During a recent parliamentary session, new Health Minister Elisabeth Lann faced pointed questions about how Sweden’s delegation to COP11 will approach these debates. Lann reaffirmed that snus is “significantly less harmful than smoking”, but stopped short of confirming whether Sweden will actively defend its harm reduction stance at the international level. Critics argue that the country’s Public Health Agency, which avoids using the term “harm reduction,” risks aligning too closely with WHO orthodoxy—a position that could jeopardize Sweden’s hard-won success.

The lack of transparency surrounding the COP process only deepens concern. Media and consumer access to discussions remain tightly restricted, allowing decisions with global implications to occur largely behind closed doors. As Andersson noted, this opacity threatens to produce “recommendations that conflict with national public health models proven to save lives.”

A missed opportunity
While political debate rages, a recent paper in Frontiers has called for a fundamental shift in tobacco control priorities—away from policing consumption and toward sxducing toxicity. Researchers from the Medical University of Vienna and Universidade do Vale do Itajaí (Brazil) recently argued that the FCTC’s own framework already provides the tools for such progress. Articles 9 and 10 of the treaty empower nations to regulate harmful emissions from tobacco and nicotine products, yet these provisions have languished for nearly two decades.

Instead, the WHO’s focus has remained on reducing product appeal rather than addressing the root cause of harm: toxic smoke emissions. The researchers propose a global, emissions-based regulatory system—similar to those governing vehicle exhaust or industrial pollution—that would set measurable toxicant limits for products. By targeting substances like formaldehyde, acrolein, carbon monoxide, and benzo[a]pyrene, regulators could guide both consumers and policymakers toward genuinely lower-risk alternatives.

Such a science-based framework would not only align with real-world data but could also accelerate harm reduction globally—particularly for the 1.2 billion people projected to still smoke by 2050. Crucially, it would mark a shift from an ideology of abstinence to one of measurable safety improvement.
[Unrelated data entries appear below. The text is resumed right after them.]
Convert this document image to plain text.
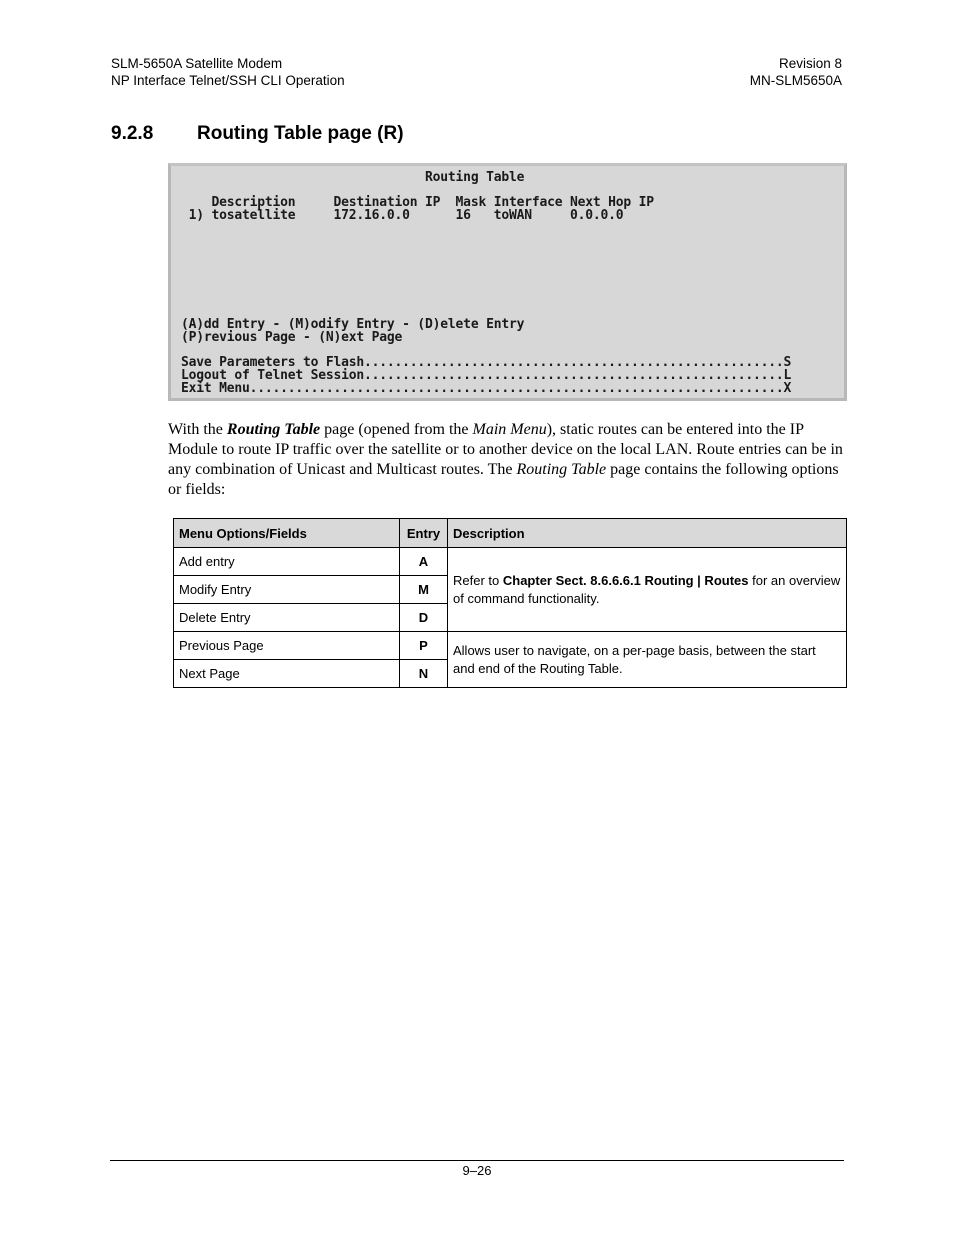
SLM-5650A Satellite Modem
NP Interface Telnet/SSH CLI Operation
Revision 8
MN-SLM5650A
9.2.8 Routing Table page (R)
Routing Table
Description     Destination IP  Mask Interface Next Hop IP
1) tosatellite     172.16.0.0      16   toWAN     0.0.0.0
(A)dd Entry - (M)odify Entry - (D)elete Entry
(P)revious Page - (N)ext Page
Save Parameters to Flash.......................................................S
Logout of Telnet Session.......................................................L
Exit Menu......................................................................X

With the Routing Table page (opened from the Main Menu), static routes can be entered into the IP Module to route IP traffic over the satellite or to another device on the local LAN. Route entries can be in any combination of Unicast and Multicast routes. The Routing Table page contains the following options or fields:

Menu Options/Fields	Entry	Description
Add entry	A	Refer to Chapter Sect. 8.6.6.6.1 Routing | Routes for an overview of command functionality.
Modify Entry	M	
Delete Entry	D	
Previous Page	P	Allows user to navigate, on a per-page basis, between the start and end of the Routing Table.
Next Page	N	
9–26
Ignoring harm reduction keeps the world smoking
As COP11 approaches, public health advocates face a stark choice. The FCTC can continue down a path of prohibition and moral posturing, reinforcing the false equivalence between smoking and safer alternatives—or it can embrace an evidence-based future that prioritizes toxicity reduction, product regulation, and informed consumer choice.

If the WHO truly seeks to reduce the toll of smoking, it must stop punishing innovation and start supporting harm reduction. The science is clear. The question is whether policymakers will finally listen.